The cult of Saint Valentine saw renewed interest in the seventh century AD, when three popes— Honorius I, Theodore I, and Benedict II—are said to have rebuilt, restored, or donated to his church. Early medieval texts show it became a popular stop for pilgrims travelling to Rome.
But Terni was not to be outdone. A church in honour of Saint Valentine was erected to the south of the town, at the sixty-fourth mile of the Via Flaminia, by the eighth century. The result has been endless decades of confusion about who—if anyone—was the real Saint Valentine.
There is no association between Saint Valentine and romantic love in the Roman hagiographical tradition. The connection dates back to the poem Parlement of Foules, written by Geoffrey Chaucer in the fourteenth century. Since medieval English calendars record the beginning of Spring in February, Chaucer evidently thought Saint Valentine’s Day an appropriate setting for his poem, which features birds gathering together to select their mates (‘makes’ in Middle English) after the long Winter.
For this was on seynt Valentynes day,
Chaucer, Parlement of Foules, lines 309-310 (ed. Walter Skeat)

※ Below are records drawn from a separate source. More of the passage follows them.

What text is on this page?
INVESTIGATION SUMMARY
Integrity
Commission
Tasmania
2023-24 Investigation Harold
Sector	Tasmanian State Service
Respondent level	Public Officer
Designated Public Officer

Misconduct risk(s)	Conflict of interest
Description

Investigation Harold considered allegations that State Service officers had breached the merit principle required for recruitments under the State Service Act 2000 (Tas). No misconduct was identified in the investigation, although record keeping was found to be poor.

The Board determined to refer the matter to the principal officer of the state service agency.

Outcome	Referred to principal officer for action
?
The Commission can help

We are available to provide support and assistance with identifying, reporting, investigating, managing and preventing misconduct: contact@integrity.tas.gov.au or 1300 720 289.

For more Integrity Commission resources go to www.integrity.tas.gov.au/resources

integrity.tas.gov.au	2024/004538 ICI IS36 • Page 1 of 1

Whan every foul cometh ther to chese his make
Within a hundred years of Chaucer, Saint Valentine’s Day was well established in both England and France as a romantic occasion which required the exchange of love poems. By the eighteenth century, people had started to invent connections between the idea of love and the Christian priest, some even supposing that he had been a matchmaker for Roman couples.
This new way of celebrating Saint Valentine—and the commercial industry which surrounds the occasion today— would have puzzled the ancient Christians, for whom it was a day to honour a man who died courageously for his faith. But the many love letters and poems that survive from the Roman world show that we still have one thing in common. When it comes to expressions of romantic love, there is nothing better than a few well-chosen words, written from the heart.